La vicenda alla base di Border è reale, e lo scenario in cui si svolge è più che mai attuale.
In una Siria devastata dal conflitto civile, due sorelle vengono a sapere che il marito di una di loro ha deciso di disertare le forze armate del regime di Bashar al-Assad per unirsi ai ribelli dell’Esercito Siriano Libero.
Per scampare ad una sicura rappresaglia da parte della Shabiha (la milizia che appoggia il Governo), Aya e Fatima sono costrette ad abbandonare immediatamente la loro casa e la loro città -Baniyas-, e a cercare di attraversare clandestinamente il confine con la Turchia, affidando la loro sopravvivenza e la loro salvezza a dei perfetti sconosciuti.
Non si riesce a comprendere perché, a fronte di una storia che sicuramente meritava di essere fatta conoscere, Alessio Cremonini non abbia preferito affidarsi alla forma più efficace del documentario, ma abbia deciso di mettere in piedi un film neanche lontanamente all’altezza sia delle aspettative che degli sforzi produttivi che ci sono dietro (o, almeno, questo è quello che sembra).
Per uno sceneggiatore che, sempre in argomento Medio Oriente, ha contribuito alla realizzazione e al successo di Private di Saverio Costanzo, colpisce che una collaborazione a quattro mani con la giornalista italo-siriana Susan Dabbous (rapita nell’aprile scorso assieme a tre componenti di una troupe della Rai), sia riuscita a portare ad risultato di questo genere.
Personaggi per niente approfonditi, e dal primo all’ultimo perfettamente stereotipati. E non c’è nessuno che si preoccupi di smentire il giudizio secondo cui le due sorelle non si tolgono mai il niqab perché sono fondamentaliste islamiche. Dico «smentire», perché la sceneggiatura vorrebbe che questa fosse, invece, una scelta che rispecchia il loro profondo senso di religiosità.
Una narrazione, poi, frammentata e sfilacciata per quello che riguarda il raccordo fra le sue varie parti. I ritmi di un lungometraggio, in cui Cremonini fa il suo esordio, non sono gli stessi di quelli dei corti o del piccolo schermo.

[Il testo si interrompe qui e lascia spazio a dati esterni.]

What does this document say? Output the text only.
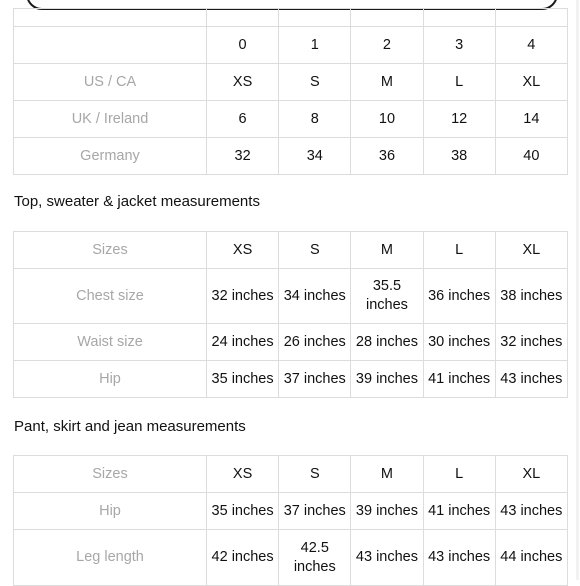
	0	1	2	3	4
US / CA	XS	S	M	L	XL
UK / Ireland	6	8	10	12	14
Germany	32	34	36	38	40
Top, sweater & jacket measurements
Sizes	XS	S	M	L	XL
Chest size	32 inches	34 inches	35.5 inches	36 inches	38 inches
Waist size	24 inches	26 inches	28 inches	30 inches	32 inches
Hip	35 inches	37 inches	39 inches	41 inches	43 inches
Pant, skirt and jean measurements
Sizes	XS	S	M	L	XL
Hip	35 inches	37 inches	39 inches	41 inches	43 inches
Leg length	42 inches	42.5 inches	43 inches	43 inches	44 inches
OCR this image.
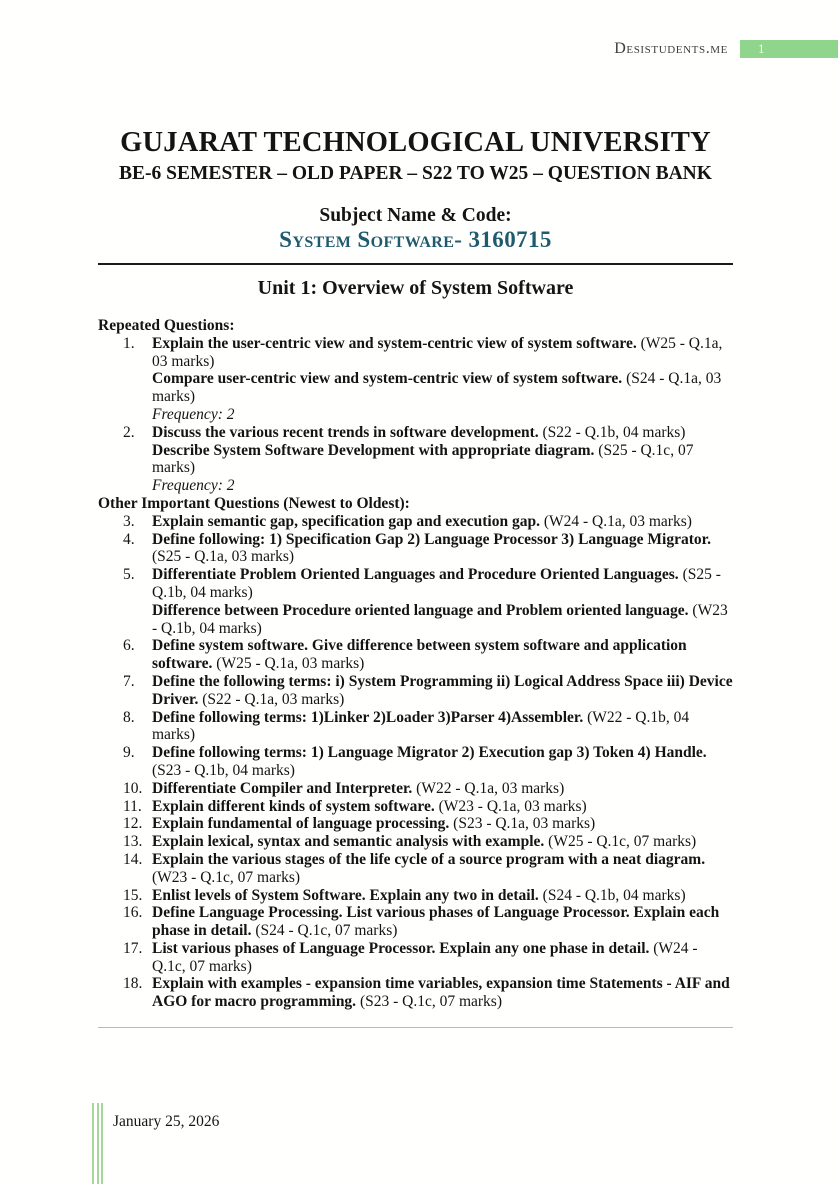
Desistudents.me	1
GUJARAT TECHNOLOGICAL UNIVERSITY
BE-6 SEMESTER – OLD PAPER – S22 TO W25 – QUESTION BANK
Subject Name & Code:
System Software- 3160715
Unit 1: Overview of System Software
Repeated Questions:
1.	Explain the user-centric view and system-centric view of system software. (W25 - Q.1a, 03 marks)
Compare user-centric view and system-centric view of system software. (S24 - Q.1a, 03 marks)
Frequency: 2
2.	Discuss the various recent trends in software development. (S22 - Q.1b, 04 marks)
Describe System Software Development with appropriate diagram. (S25 - Q.1c, 07 marks)
Frequency: 2
Other Important Questions (Newest to Oldest):
3.	Explain semantic gap, specification gap and execution gap. (W24 - Q.1a, 03 marks)
4.	Define following: 1) Specification Gap 2) Language Processor 3) Language Migrator. (S25 - Q.1a, 03 marks)
5.	Differentiate Problem Oriented Languages and Procedure Oriented Languages. (S25 - Q.1b, 04 marks)
Difference between Procedure oriented language and Problem oriented language. (W23 - Q.1b, 04 marks)
6.	Define system software. Give difference between system software and application software. (W25 - Q.1a, 03 marks)
7.	Define the following terms: i) System Programming ii) Logical Address Space iii) Device Driver. (S22 - Q.1a, 03 marks)
8.	Define following terms: 1)Linker 2)Loader 3)Parser 4)Assembler. (W22 - Q.1b, 04 marks)
9.	Define following terms: 1) Language Migrator 2) Execution gap 3) Token 4) Handle. (S23 - Q.1b, 04 marks)
10. Differentiate Compiler and Interpreter. (W22 - Q.1a, 03 marks)
11. Explain different kinds of system software. (W23 - Q.1a, 03 marks)
12. Explain fundamental of language processing. (S23 - Q.1a, 03 marks)
13. Explain lexical, syntax and semantic analysis with example. (W25 - Q.1c, 07 marks)
14. Explain the various stages of the life cycle of a source program with a neat diagram. (W23 - Q.1c, 07 marks)
15. Enlist levels of System Software. Explain any two in detail. (S24 - Q.1b, 04 marks)
16. Define Language Processing. List various phases of Language Processor. Explain each phase in detail. (S24 - Q.1c, 07 marks)
17. List various phases of Language Processor. Explain any one phase in detail. (W24 - Q.1c, 07 marks)
18. Explain with examples - expansion time variables, expansion time Statements - AIF and AGO for macro programming. (S23 - Q.1c, 07 marks)
January 25, 2026
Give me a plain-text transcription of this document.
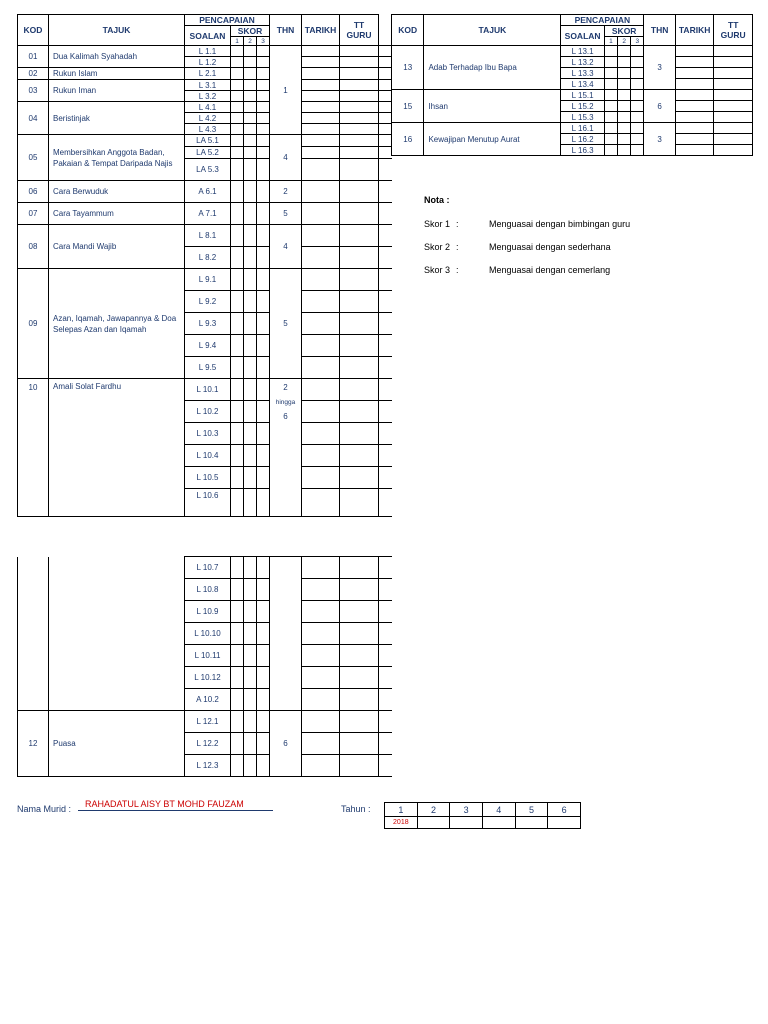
KOD	TAJUK	PENCAPAIAN				THN	TARIKH	TT
GURU	
		SOALAN	SKOR						
			1	2	3				
01	Dua Kalimah Syahadah	L 1.1				1			
		L 1.2							
02	Rukun Islam	L 2.1							
03	Rukun Iman	L 3.1							
		L 3.2							
04	Beristinjak	L 4.1							
		L 4.2							
		L 4.3							
05	Membersihkan Anggota Badan, Pakaian & Tempat Daripada Najis	LA 5.1				4			
		LA 5.2							
		LA 5.3							
06	Cara Berwuduk	A 6.1				2			
07	Cara Tayammum	A 7.1				5			
08	Cara Mandi Wajib	L 8.1				4			
		L 8.2							
09	Azan, Iqamah, Jawapannya & Doa Selepas Azan dan Iqamah	L 9.1				5			
		L 9.2							
		L 9.3							
		L 9.4							
		L 9.5							
10	Amali Solat Fardhu	L 10.1				2
hingga
6			
		L 10.2							
		L 10.3							
		L 10.4							
		L 10.5							
		L 10.6							
KOD	TAJUK	PENCAPAIAN				THN	TARIKH	TT
GURU
		SOALAN	SKOR					
			1	2	3			
13	Adab Terhadap Ibu Bapa	L 13.1				3		
		L 13.2						
		L 13.3						
		L 13.4						
15	Ihsan	L 15.1				6		
		L 15.2						
		L 15.3						
16	Kewajipan Menutup Aurat	L 16.1				3		
		L 16.2						
		L 16.3						
Nota :
Skor 1 :	Menguasai dengan bimbingan guru
Skor 2 :	Menguasai dengan sederhana
Skor 3 :	Menguasai dengan cemerlang
		L 10.7							
		L 10.8							
		L 10.9							
		L 10.10							
		L 10.11							
		L 10.12							
		A 10.2							
12	Puasa	L 12.1				6			
		L 12.2							
		L 12.3							
Nama Murid :	RAHADATUL AISY BT MOHD FAUZAM	Tahun :	1	2	3	4	5	6
2018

Per non parlare, infine, della recitazione. Magari, oltre a lasciarsi incantare e trasportare dalla musicalità della lingua araba, come ha dichiarato in una intervista per Fabrique du Cinema, Cremonini avrebbe dovuto fare presente ai suoi attori alla loro prima esperienza che anche nella musica esistono differenti tonalità.
L’intenzione del film era quella di sensibilizzare l’attenzione dell’opinione pubblica su una tragedia umanitaria verso cui l’Occidente continua a mostrarsi eccessivamente indifferente, con i mezzi di comunicazione incapaci di raccontarla in maniera completamente obiettiva.
Se, però, la volontà di non creare alcuna atmosfera attorno a ciò che accade ai protagonisti è il solo modo per raccontare in maniera efficace un fatto di cronaca, purtroppo l’unico effetto che si riesce ad ottenere è quello di far percepire l’intera vicenda ancora più distante di quanto lo sia già.